Finance Minister Nirmala Sitharaman will meet public sector bank chiefs on Monday to address a sharp decline in FCNR(B) deposit inflows. The discussion will focus on recent RBI measures, including the removal of interest rate caps and new swap facilities, intended to attract more NRI funds and boost external commercial borrowings.
Finance Minister Nirmala Sitharaman is scheduled to meet with the heads of public sector banks on Monday, July 13, 2026, to conduct a formal review of efforts to mobilize foreign currency deposits. This meeting follows a significant drop in inflows into Foreign Currency Non-Resident (Bank) accounts, commonly known as FCNR(B) deposits.

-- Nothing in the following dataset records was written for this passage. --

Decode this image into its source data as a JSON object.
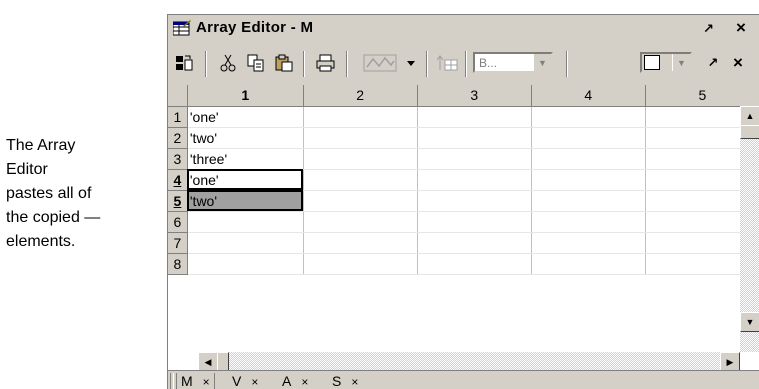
{
  "callout": {
    "text": "The Array\nEditor\npastes all of\nthe copied —\nelements."
  },
  "window": {
    "title": "Array Editor - M",
    "undock_glyph": "↗",
    "close_glyph": "×"
  },
  "toolbar": {
    "icons": [
      "import-data-icon",
      "cut-icon",
      "copy-icon",
      "paste-icon",
      "print-icon",
      "plot-icon",
      "plot-dropdown-icon",
      "sort-icon"
    ],
    "base_combo": "B...",
    "undock_glyph": "↗",
    "close_glyph": "×"
  },
  "grid": {
    "columns": [
      "1",
      "2",
      "3",
      "4",
      "5"
    ],
    "selected_column": "1",
    "rows": [
      {
        "label": "1",
        "value": "'one'"
      },
      {
        "label": "2",
        "value": "'two'"
      },
      {
        "label": "3",
        "value": "'three'"
      },
      {
        "label": "4",
        "value": "'one'",
        "selected": true
      },
      {
        "label": "5",
        "value": "'two'",
        "selected": true,
        "active": true
      },
      {
        "label": "6",
        "value": ""
      },
      {
        "label": "7",
        "value": ""
      },
      {
        "label": "8",
        "value": ""
      }
    ]
  },
  "tabs": [
    {
      "label": "M",
      "close": "×",
      "active": true
    },
    {
      "label": "V",
      "close": "×"
    },
    {
      "label": "A",
      "close": "×"
    },
    {
      "label": "S",
      "close": "×"
    }
  ]
}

Recent official data highlights that these net inflows have contracted to USD 946 million in the current fiscal year, a sharp decline from the USD 7.1 billion recorded in the previous year.

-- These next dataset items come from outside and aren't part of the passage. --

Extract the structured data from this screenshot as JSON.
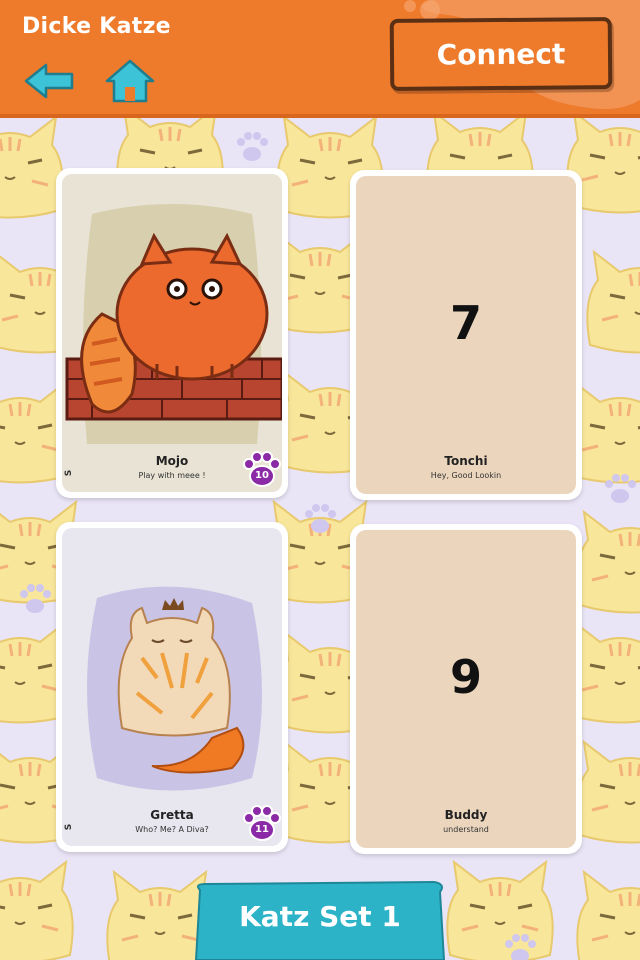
{
  "header": {
    "title": "Dicke Katze",
    "connect_label": "Connect"
  },
  "cards": [
    {
      "name": "Mojo",
      "quote": "Play with meee !",
      "side_label": "S",
      "paw_number": "10",
      "face": "front"
    },
    {
      "name": "Tonchi",
      "quote": "Hey, Good Lookin",
      "number": "7",
      "face": "back"
    },
    {
      "name": "Gretta",
      "quote": "Who? Me? A Diva?",
      "side_label": "S",
      "paw_number": "11",
      "face": "front"
    },
    {
      "name": "Buddy",
      "quote": "understand",
      "number": "9",
      "face": "back"
    }
  ],
  "footer": {
    "set_label": "Katz Set 1"
  },
  "colors": {
    "header_orange": "#ee7a2b",
    "tab_teal": "#2db3c8",
    "paw_purple": "#8b2aa6",
    "background_lavender": "#e9e4f6"
  }
}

RBI Regulatory Changes to Support Inflows
To counter this trend and encourage Non-Resident Indians, Overseas Citizens of India, and Persons of Indian Origin to increase their holdings in domestic banks, the Reserve Bank of India introduced several policy adjustments last month. Notably, the central bank removed the interest rate ceiling on fresh FCNR(B) deposits with maturities ranging from three to five years. This relaxation is currently scheduled to remain in effect until September 30, 2026.
Additionally, the RBI has implemented a concessional foreign exchange swap facility. This measure is intended to lower hedging costs for banks, making it more viable for them to accept and manage these long-term foreign currency deposits without bearing the full burden of currency volatility risks.
Strategy for External Commercial Borrowings
The upcoming review will also cover the mobilization of funds through External Commercial Borrowings. Public sector undertakings are frequent participants in international debt markets, and the RBI has similarly introduced a concessional forex swap facility for these entities to support their borrowing activities until the end of September 2026.
Analysts at SBI Research have indicated that these incentives are designed to revitalize interest in overseas debt instruments. This comes after total flows from External Commercial Borrowings and Foreign Currency Convertible Bonds faced a nearly 30% reduction during the previous fiscal year. Beyond managing foreign inflows, the Finance Minister is also expected to emphasize the importance of maintaining steady credit growth for productive sectors within the domestic economy.
For investors and market participants, the key monitorable following this meeting will be the extent to which these regulatory incentives translate into actual deposit growth and whether public sector banks can effectively lower their cost of funding through these new swap windows. The effectiveness of these measures in reversing the downward trend in forex inflows will likely be reflected in future banking liquidity reports and the upcoming quarterly performance updates of major public sector lenders.